I do the same thing with music. I’m always bothered when even good artists are lionized as great through social interactions. I know very well that these things are subjective. My not liking an artist does not make them objectively bad. But I can see where an artist is in the fat part of the distribution curve, not that different from many other artists. When people treat those as great it bothers me. I’m OK with artists like St. Vincent whose music I dislike having a large following. I don’t like what she does, but she is not just one of the crowd.

It’s how I am with my relationships with people. My friends are great people but the strength of my connection varies and I’m always keenly aware of who is on the narrow part of the curve. That’s fluid to some degree, familiarity can breed contempt, but it can also strengthen bonds. Yet there are those that I rarely interact with that I think of as special.
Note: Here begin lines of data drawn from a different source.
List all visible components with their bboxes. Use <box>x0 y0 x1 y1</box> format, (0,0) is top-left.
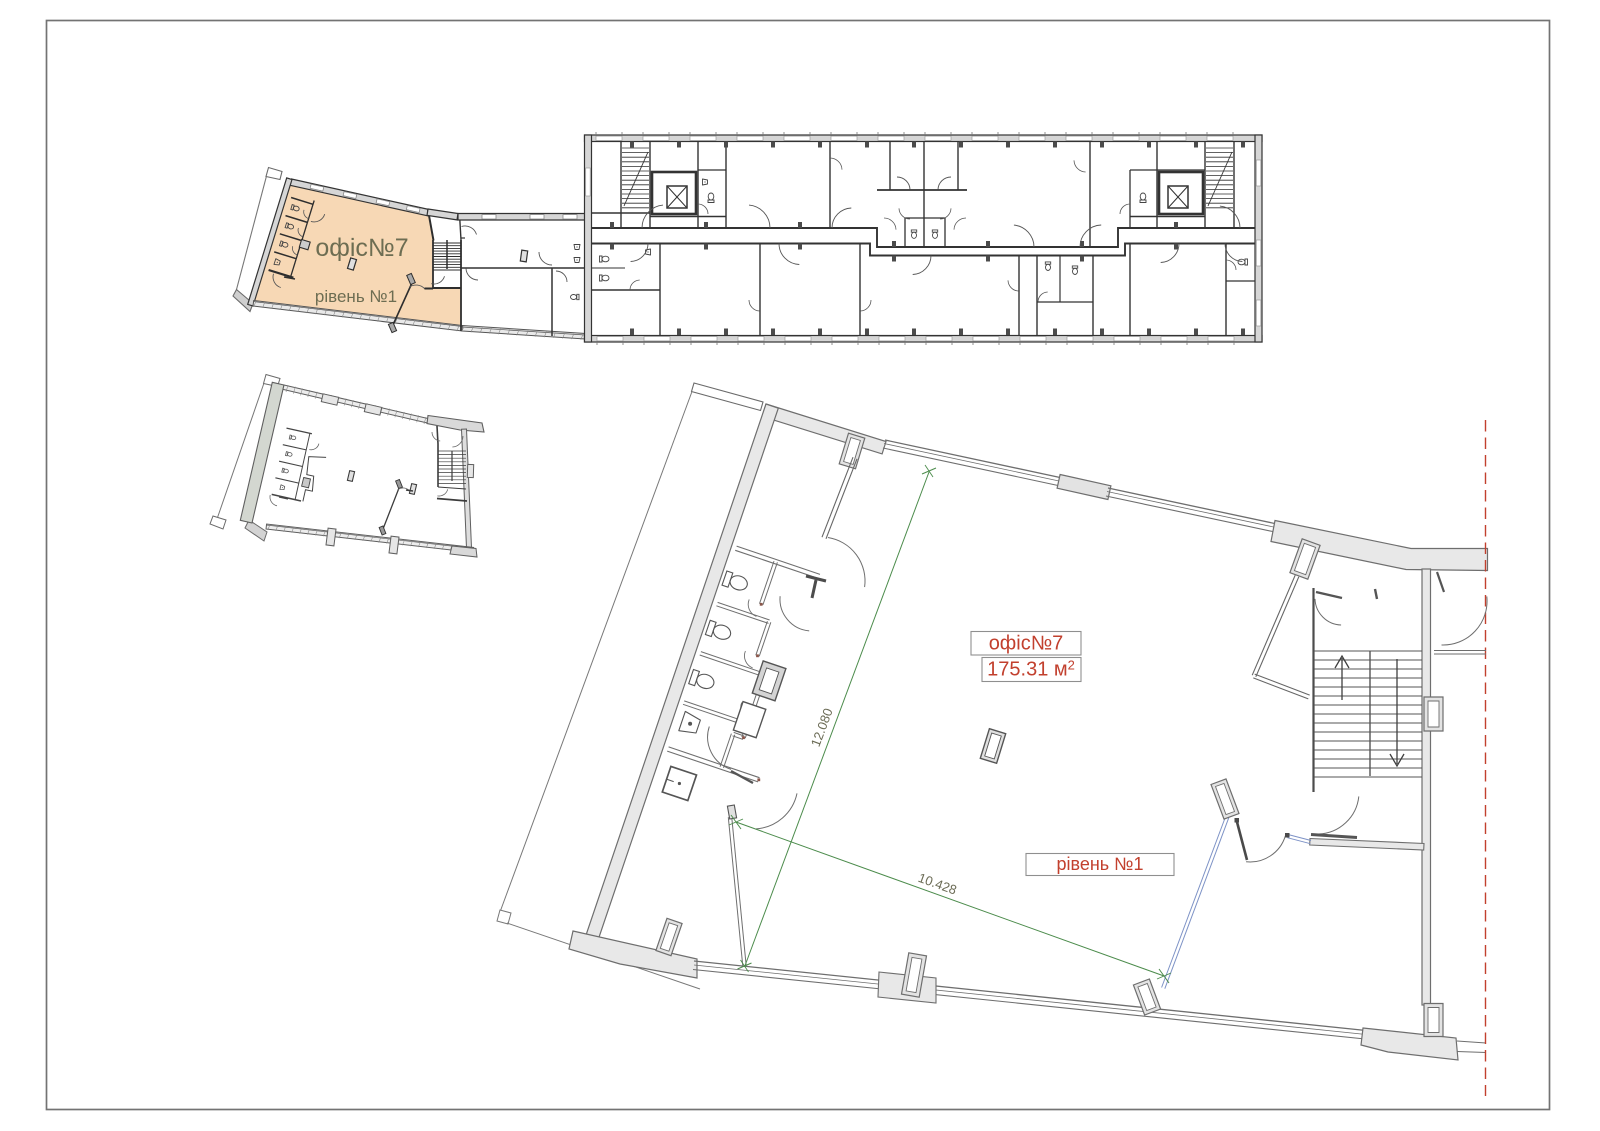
svg-text:рівень №1: рівень №1 <box>1056 854 1143 874</box>
svg-text:рівень №1: рівень №1 <box>315 287 397 306</box>
svg-text:офіс№7: офіс№7 <box>989 633 1064 655</box>
svg-text:175.31 м2: 175.31 м2 <box>987 658 1075 681</box>
svg-text:офіс№7: офіс№7 <box>315 234 408 262</box>
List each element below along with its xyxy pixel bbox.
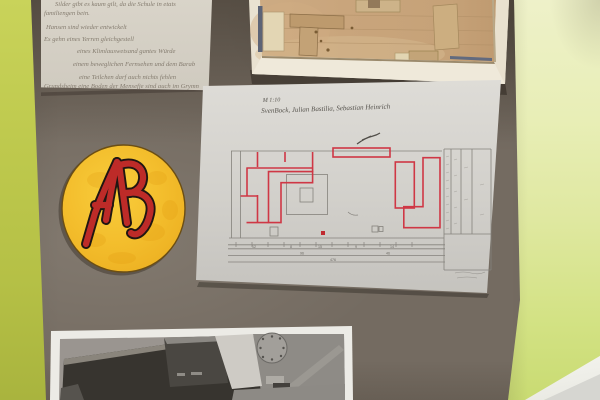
- svg-text:9: 9: [355, 245, 357, 249]
- svg-text:Hansen sind wieder entwickelt: Hansen sind wieder entwickelt: [45, 24, 127, 31]
- svg-text:Silder gibt es kaum gilt, da d: Silder gibt es kaum gilt, da die Schule …: [55, 1, 176, 8]
- svg-text:eines Klimlauswetsand gantes W: eines Klimlauswetsand gantes Würde: [77, 48, 176, 55]
- svg-text:96: 96: [300, 252, 304, 256]
- svg-text:12: 12: [252, 245, 256, 249]
- svg-text:einem beweglichen Fernsehen un: einem beweglichen Fernsehen und dem Bara…: [73, 61, 196, 68]
- svg-text:15: 15: [318, 245, 322, 249]
- svg-text:46: 46: [386, 252, 390, 256]
- svg-text:Grundsheim eine Boden der Mens: Grundsheim eine Boden der Mensefje sind …: [44, 83, 200, 90]
- svg-text:14: 14: [390, 245, 394, 249]
- svg-text:familiengen bein.: familiengen bein.: [44, 10, 90, 17]
- svg-text:Es gehn eines Yerren gleichges: Es gehn eines Yerren gleichgestell: [43, 36, 134, 43]
- svg-text:8: 8: [290, 245, 292, 249]
- svg-text:M 1:10: M 1:10: [262, 97, 281, 104]
- svg-text:476: 476: [330, 258, 336, 262]
- svg-text:eine Teilchen darf auch nichts: eine Teilchen darf auch nichts fehlen: [79, 74, 177, 81]
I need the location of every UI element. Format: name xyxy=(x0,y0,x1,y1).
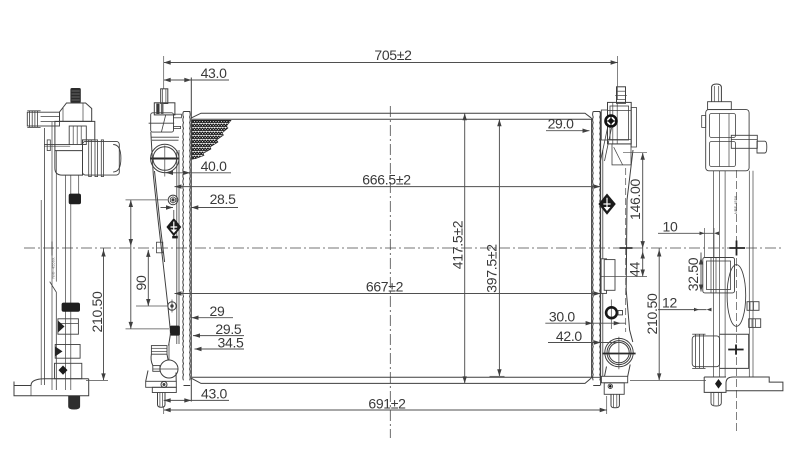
svg-text:43.0: 43.0 xyxy=(201,65,228,81)
svg-text:12: 12 xyxy=(662,295,677,311)
svg-text:30.0: 30.0 xyxy=(549,309,576,325)
svg-text:397.5±2: 397.5±2 xyxy=(483,244,499,293)
svg-text:210.50: 210.50 xyxy=(644,293,660,335)
svg-text:40.0: 40.0 xyxy=(201,158,228,174)
svg-text:44: 44 xyxy=(627,262,643,277)
svg-text:29.0: 29.0 xyxy=(548,115,575,131)
svg-text:667±2: 667±2 xyxy=(366,278,404,294)
svg-text:210.50: 210.50 xyxy=(89,291,105,333)
svg-text:42.0: 42.0 xyxy=(556,328,583,344)
svg-text:705±2: 705±2 xyxy=(374,47,412,63)
svg-text:691±2: 691±2 xyxy=(368,396,406,412)
svg-text:90: 90 xyxy=(133,275,149,290)
svg-text:146.00: 146.00 xyxy=(627,178,643,220)
svg-text:10: 10 xyxy=(663,218,678,234)
svg-text:666.5±2: 666.5±2 xyxy=(362,171,411,187)
svg-text:32.50: 32.50 xyxy=(685,257,701,291)
svg-text:28.5: 28.5 xyxy=(210,191,237,207)
svg-text:NRF-4556: NRF-4556 xyxy=(733,195,738,214)
svg-text:417.5±2: 417.5±2 xyxy=(450,220,466,269)
svg-text:29: 29 xyxy=(210,303,225,319)
svg-text:34.5: 34.5 xyxy=(217,334,244,350)
svg-text:NRF-4556X: NRF-4556X xyxy=(50,257,55,278)
svg-text:43.0: 43.0 xyxy=(201,385,228,401)
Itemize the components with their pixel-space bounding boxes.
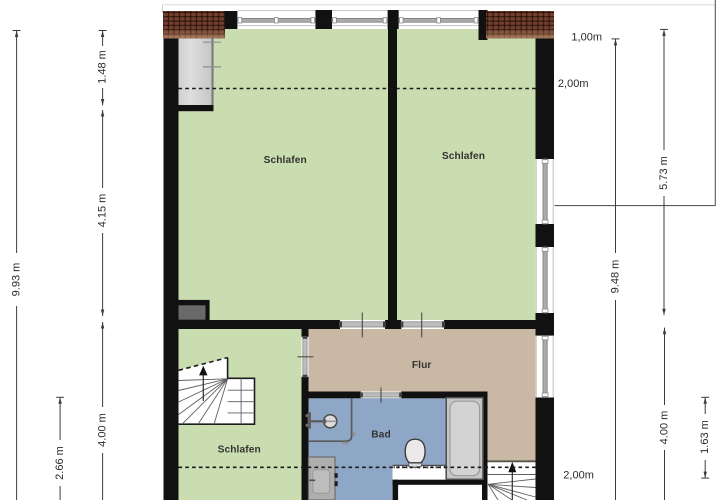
svg-text:2,00m: 2,00m: [558, 78, 589, 90]
svg-text:4.00 m: 4.00 m: [97, 413, 109, 447]
svg-text:2,00m: 2,00m: [563, 470, 594, 482]
svg-text:Schlafen: Schlafen: [218, 444, 261, 455]
svg-text:5.73 m: 5.73 m: [658, 156, 670, 190]
svg-text:Bad: Bad: [371, 429, 391, 440]
svg-text:1,00m: 1,00m: [571, 32, 602, 44]
svg-text:4.00 m: 4.00 m: [659, 411, 671, 445]
svg-text:9.93 m: 9.93 m: [11, 263, 23, 297]
svg-text:Schlafen: Schlafen: [264, 155, 307, 166]
svg-text:1.48 m: 1.48 m: [97, 50, 109, 84]
svg-text:2.66 m: 2.66 m: [54, 446, 66, 480]
svg-text:Schlafen: Schlafen: [442, 151, 485, 162]
svg-text:9.48 m: 9.48 m: [610, 260, 622, 294]
svg-text:4.15 m: 4.15 m: [97, 194, 109, 228]
svg-text:Flur: Flur: [412, 360, 432, 371]
svg-text:1.63 m: 1.63 m: [699, 420, 711, 454]
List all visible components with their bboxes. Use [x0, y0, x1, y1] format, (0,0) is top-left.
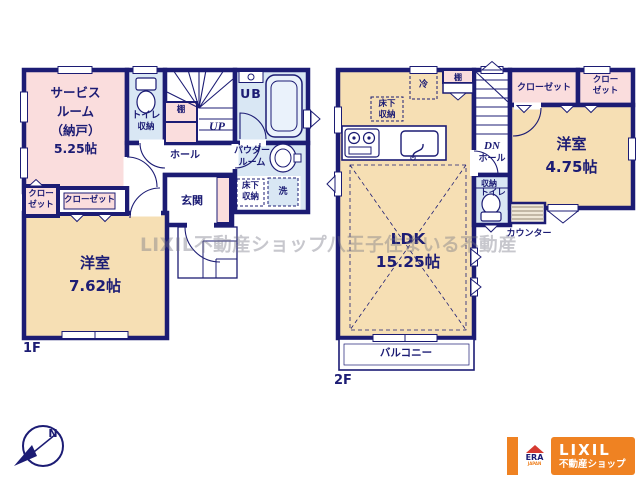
- label-closet-wide-1f: クローゼット: [64, 195, 115, 207]
- label-toilet-2f: トイレ: [479, 188, 507, 200]
- compass-north-label: N: [46, 426, 60, 441]
- label-service-room: サービス ルーム （納戸） 5.25帖: [24, 84, 127, 159]
- label-powder-room: パウダー ルーム: [233, 146, 271, 169]
- label-stairs-up: UP: [202, 118, 232, 135]
- kitchen-counter: [342, 126, 446, 160]
- shelf-2f-counter: [443, 83, 473, 93]
- label-bedroom-1f: 洋室 7.62帖: [45, 252, 145, 299]
- label-hall-1f: ホール: [163, 149, 207, 163]
- watermark-text: LIXIL不動産ショップ八王子住まいる不動産: [140, 231, 517, 257]
- label-entrance: 玄関: [172, 193, 212, 208]
- lixil-brand-subtext: 不動産ショップ: [559, 459, 635, 470]
- era-logo: ERA JAPAN: [521, 437, 548, 475]
- label-toilet-1f: トイレ: [129, 109, 163, 122]
- era-logo-caption: JAPAN: [528, 462, 542, 467]
- lixil-logo-box: LIXIL 不動産ショップ: [551, 437, 635, 475]
- toilet-icon-1f: [136, 78, 156, 113]
- label-closet-small-1f: クロー ゼット: [25, 189, 57, 211]
- counter-2f-box: [510, 203, 545, 223]
- company-logo: ERA JAPAN LIXIL 不動産ショップ: [507, 437, 635, 475]
- label-hall-2f: ホール: [474, 153, 510, 166]
- label-shelf-2f: 棚: [443, 72, 473, 83]
- label-floor-1f: 1F: [23, 340, 49, 358]
- label-toilet-storage-1f: 収納: [131, 122, 161, 134]
- label-balcony: バルコニー: [365, 346, 447, 361]
- stove-icon: [345, 129, 379, 157]
- label-shelf-1f: 棚: [165, 105, 197, 117]
- label-bedroom-2f: 洋室 4.75帖: [520, 133, 623, 178]
- label-fridge: 冷: [410, 79, 437, 92]
- bathtub-icon: [266, 75, 302, 137]
- label-laundry: 洗: [272, 186, 294, 199]
- label-underfloor-1f: 床下 収納: [238, 181, 263, 203]
- label-closet-corner-2f: クロー ゼット: [582, 75, 629, 97]
- logo-orange-bar: [507, 437, 518, 475]
- ub-vanity-icon: [239, 72, 263, 83]
- entrance-step: [217, 178, 230, 223]
- lixil-brand-text: LIXIL: [559, 442, 635, 459]
- label-closet-wide-2f: クローゼット: [512, 82, 576, 95]
- label-floor-2f: 2F: [334, 372, 360, 390]
- shelf-1f-lower: [165, 122, 197, 143]
- label-underfloor-2f: 床下 収納: [371, 99, 403, 121]
- era-roof-icon: [526, 445, 544, 453]
- room-ldk-2f: [338, 70, 474, 338]
- floorplan-page: サービス ルーム （納戸） 5.25帖 トイレ 収納 棚 UP UB ホール パ…: [0, 0, 640, 480]
- label-unit-bath: UB: [236, 85, 266, 103]
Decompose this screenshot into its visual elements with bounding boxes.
They are friends in far flung places that for some reason that defy analysis make me happy by existing.

It’s true of works of art, books, movies, and TV shows. I had books that listed every episode of Star Trek, Twilight Zone, and Doctor Who, and in each of them I graded each episode or in Doctor Who, serial. I have a need to classify, the bad, average, good, great, and truly special.

The one area I hated doing this was grading students. My judgements had real life impact on people and as I know that I’m a human and therefore prejudiced, I disliked doing so. The one exception is the exceptionally good students. They deserved to be recognized.

Do I make these distinctions more than others? I’m not sure how I would determine that. I know in music that there are people that are satisfied by an artist being competent, while I demand more. But how common is that viewpoint? I’m not sure how you’d even determine that. All I’m trying to do now is give you one more data point, myself.

Now to make breakfast. I hope it’s exceptional.